F2F #89: The case for underengineering

F2F #89: The case for underengineering

Photo by Ronin / Unsplash

A few weeks ago I sat down with Alberto Betella, the owner of RSS.com for the MarsBased podcast. At some point, we were discussing architectural decisions, and how barebones the first versions of his software were, barely a few lines of php. No fancy containers, no load balancers, no bloated frontends, no nothing. RSS.com is fully bootstrapped, so every line of unnecessary code costs real money, meanwhile, their VC-backed competitors were shipping features nobody asked for, running teams twice the size, and somehow moving slower.

When I posted the episode on LinkedIn, I came up with the word "underengineering" (which, apparently, is barely used in certain circles so I can't claim it) and it got a few eyebrows raised and positive reactions overall, so I've been reflecting on it ever since.

Underengineering is not a lack of craft. It is a deliberate decision to build only what the problem actually requires, and nothing more - or even less, momentarily, because you can afford. It is the opposite of overengineering: no speculative abstractions, no infrastructure for scale you have not reached yet, no features added because you had the budget to add them, no "I know I will need this someday", no nonsense. It sounds obvious but it is surprisingly rare, in software engineering.

The reason it is rare is that building more feels like progress. Or, simply put, not building enough feels like you're leaving money on the table because it feels like a missed opportunity.

When you are flush with cash, in the case of VC-backed companies, adding a feature is easy to justify.
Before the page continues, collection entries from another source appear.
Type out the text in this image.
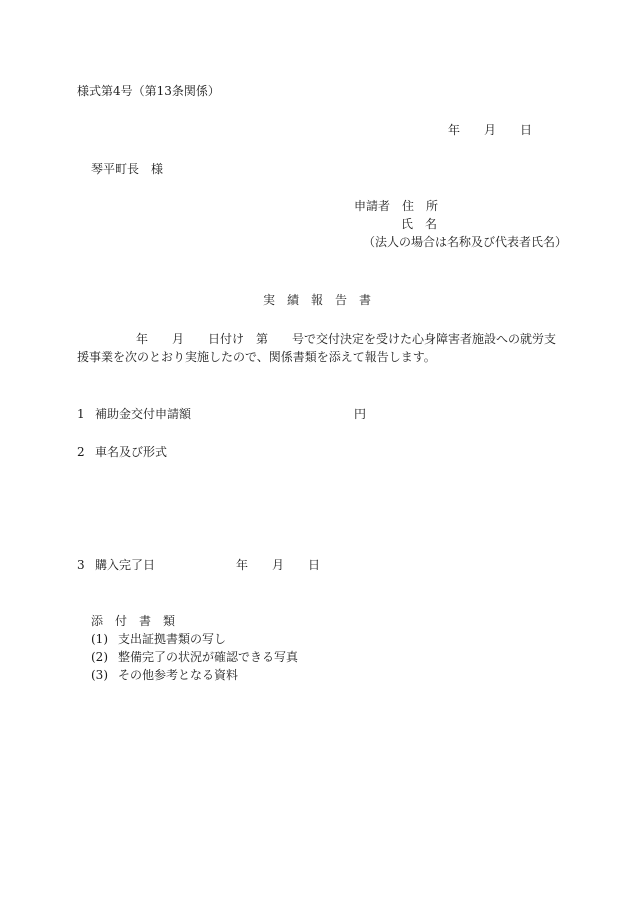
様式第4号（第13条関係）
年　　月　　日
琴平町長　様
申請者　住　所
氏　名
（法人の場合は名称及び代表者氏名）
実　績　報　告　書
年　　月　　日付け　第　　号で交付決定を受けた心身障害者施設への就労支
援事業を次のとおり実施したので、関係書類を添えて報告します。
1 補助金交付申請額	円
2 車名及び形式
3 購入完了日	年　　月　　日
添　付　書　類
(1) 支出証拠書類の写し
(2) 整備完了の状況が確認できる写真
(3) その他参考となる資料
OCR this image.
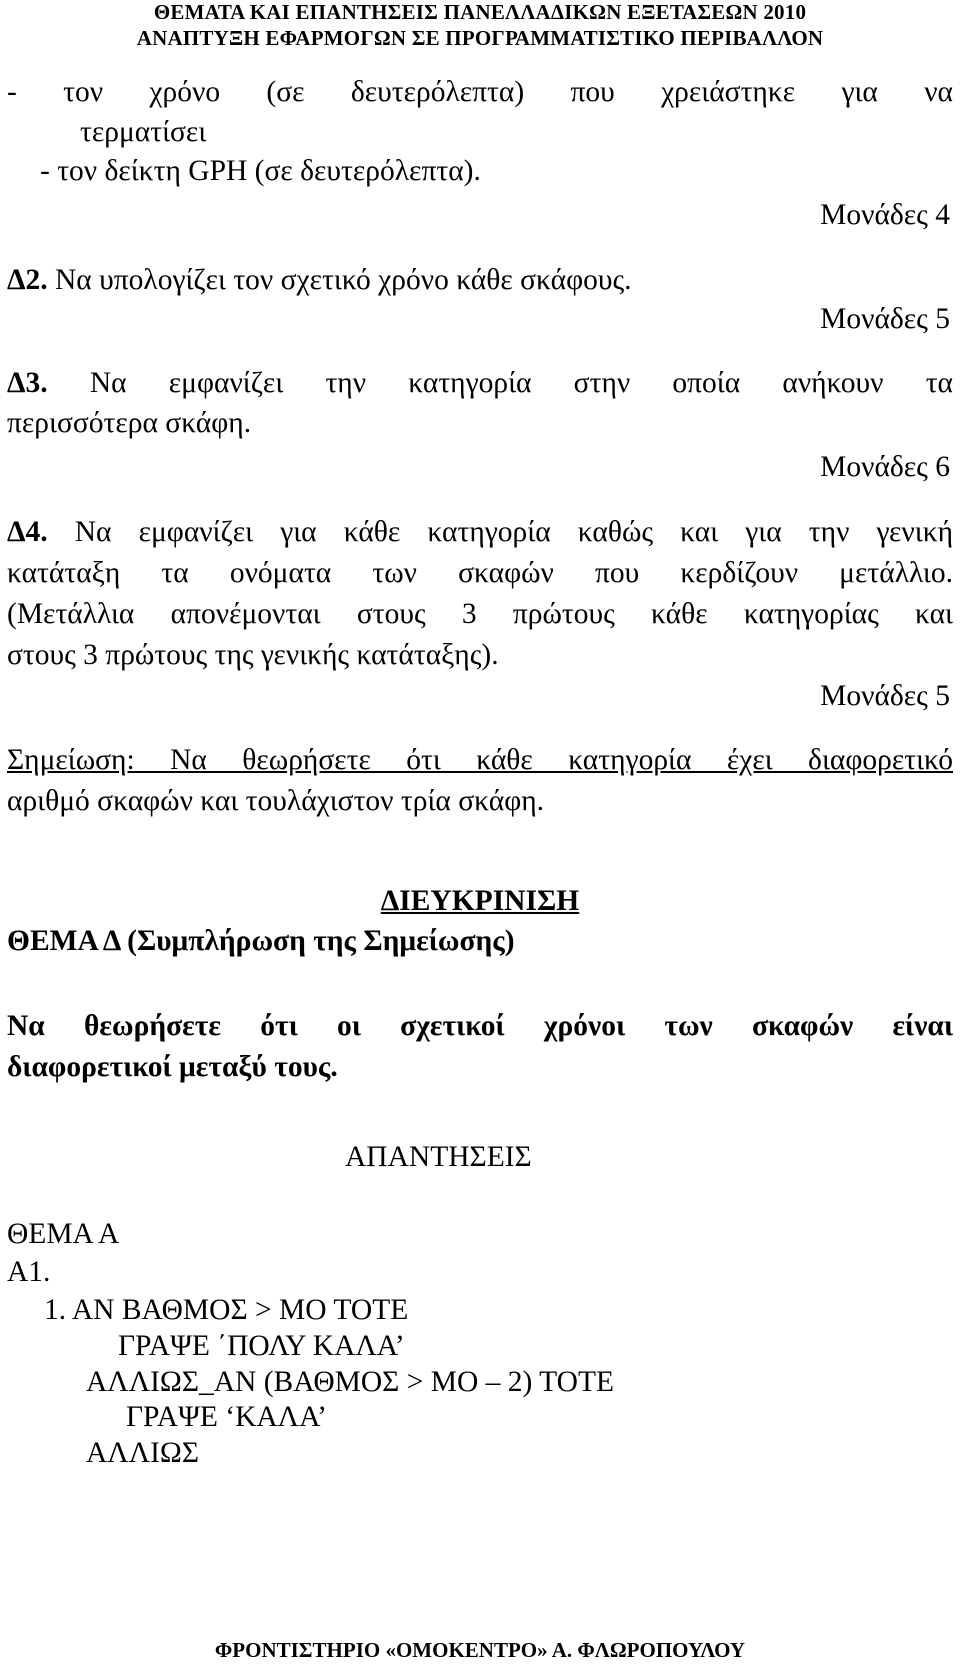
ΘΕΜΑΤΑ ΚΑΙ ΕΠΑΝΤΗΣΕΙΣ ΠΑΝΕΛΛΑΔΙΚΩΝ ΕΞΕΤΑΣΕΩΝ 2010
ΑΝΑΠΤΥΞΗ ΕΦΑΡΜΟΓΩΝ ΣΕ ΠΡΟΓΡΑΜΜΑΤΙΣΤΙΚΟ ΠΕΡΙΒΑΛΛΟΝ
- τον χρόνο (σε δευτερόλεπτα) που χρειάστηκε για να
τερματίσει
- τον δείκτη GPH (σε δευτερόλεπτα).
Μονάδες 4
Δ2. Να υπολογίζει τον σχετικό χρόνο κάθε σκάφους.
Μονάδες 5
Δ3. Να εμφανίζει την κατηγορία στην οποία ανήκουν τα
περισσότερα σκάφη.
Μονάδες 6
Δ4. Να εμφανίζει για κάθε κατηγορία καθώς και για την γενική
κατάταξη τα ονόματα των σκαφών που κερδίζουν μετάλλιο.
(Μετάλλια απονέμονται στους 3 πρώτους κάθε κατηγορίας και
στους 3 πρώτους της γενικής κατάταξης).
Μονάδες 5
Σημείωση: Να θεωρήσετε ότι κάθε κατηγορία έχει διαφορετικό
αριθμό σκαφών και τουλάχιστον τρία σκάφη.
ΔΙΕΥΚΡΙΝΙΣΗ
ΘΕΜΑ Δ (Συμπλήρωση της Σημείωσης)
Να θεωρήσετε ότι οι σχετικοί χρόνοι των σκαφών είναι
διαφορετικοί μεταξύ τους.
ΑΠΑΝΤΗΣΕΙΣ
ΘΕΜΑ Α
Α1.
1. ΑΝ ΒΑΘΜΟΣ > ΜΟ ΤΟΤΕ
ΓΡΑΨΕ ΄ΠΟΛΥ ΚΑΛΑ’
ΑΛΛΙΩΣ_ΑΝ (ΒΑΘΜΟΣ > ΜΟ – 2) ΤΟΤΕ
ΓΡΑΨΕ ‘ΚΑΛΑ’
ΑΛΛΙΩΣ
ΦΡΟΝΤΙΣΤΗΡΙΟ «ΟΜΟΚΕΝΤΡΟ» Α. ΦΛΩΡΟΠΟΥΛΟΥ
You're running against time (and money), so you have to try lots of things to see which one takes off. When you have engineers sitting idle, letting them build something complex looks better than admitting there is nothing worth building right now. And don't get me started on fixing technical debt.

VC-backed companies especially fall into this trap. They have the money, they have the people, and they have the impending pressure of building because the sensation of movement feels like progress, even if they're not headed in the right direction, so they overbuild.

But this also happens to indie developers, small companies and bootstrapped startups. It doesn't only boil down to having too much money in the bank. It is oftentimes a matter of seniority.

“If I had had more time, I would have written a shorter letter” - Blaise Pascal

I remember I indulged in overengineering every time I learned a new programming concept, I wanted to try it. Ternary operator in Java? Let me try it and prove I know things, making it harder for others to learn my nonsense code! But they have to know that I know this thing.

Curiously, we never indulge in underengineering. Never ever. It's like admitting that you don't want to do your job.

AI has changed the math

Here is what makes this more urgent today: AI has effectively eliminated the cost of building software. A solo founder with no engineering background can now ship a "working" product in a weekend. Allegedly. A small team that used to need six months to get to an MVP can do it now in six weeks. The real challenge now is in the distribution phase, not in developing.

This means dev proficiency is no longer a moat. If building is cheap for you, it is cheap for everyone, and chances are that there are more people smarter than you out there. The founders who win now are not the ones who can build the most sophisticated thing but those who can get their thing in front of the right people, at the right time, make them care about it, and convert that attention into something durable.

Distribution is the hard part now. It always was, but we had a convenient excuse to look away from it: we were too busy building so we left that to marketers and other profiles. That excuse is now gone, so we have to do it ourselves now because AI tools are building our products.

So if you are spending six months on features when you have no users, you are not working on a technical problem: you are avoiding a harder one. Every hour overengineering is an hour not spent finding out whether anyone actually gives a flying fuck about what you are making.

What underengineering looks like in practice

Underengineering, actually, means shipping the version that barely works before shipping the version that scales. It means choosing boring technology that you know inside out over exciting technology that requires even the slightest bit of onboarding. It means running a barebones app for too long to the point where it's painful for you. It means writing a cheap and dirty two-files php application to get off the ground. One, if possible. Pieter Levels famously runs such applications and he's somewhat successful. Maybe someone else could do it too.

At MarsBased we have run this way since the beginning. When we had the chops and the money to build a great website, we decided to build a quick wordpress and that was our website for the first two years. We also could've created a great app to register for a private slack community we had for startups in Barcelona but we just integrated a typeform with stripe payments and that was it. We had it for seven years, because we decided to place our fucks somewhere else: where it mattered.

Instead of asking "should I build this?", you should be asking "is it the right time to build this?", but it's a harder question, and a more uncomfortable one, too.

The RSS.com conversation reminded me that underengineering is not a consolation prize for companies that cannot afford to do more but it is a discipline. It is part of the culture, too.

The real question right now: If AI can build the thing you want to build, what is your actual edge?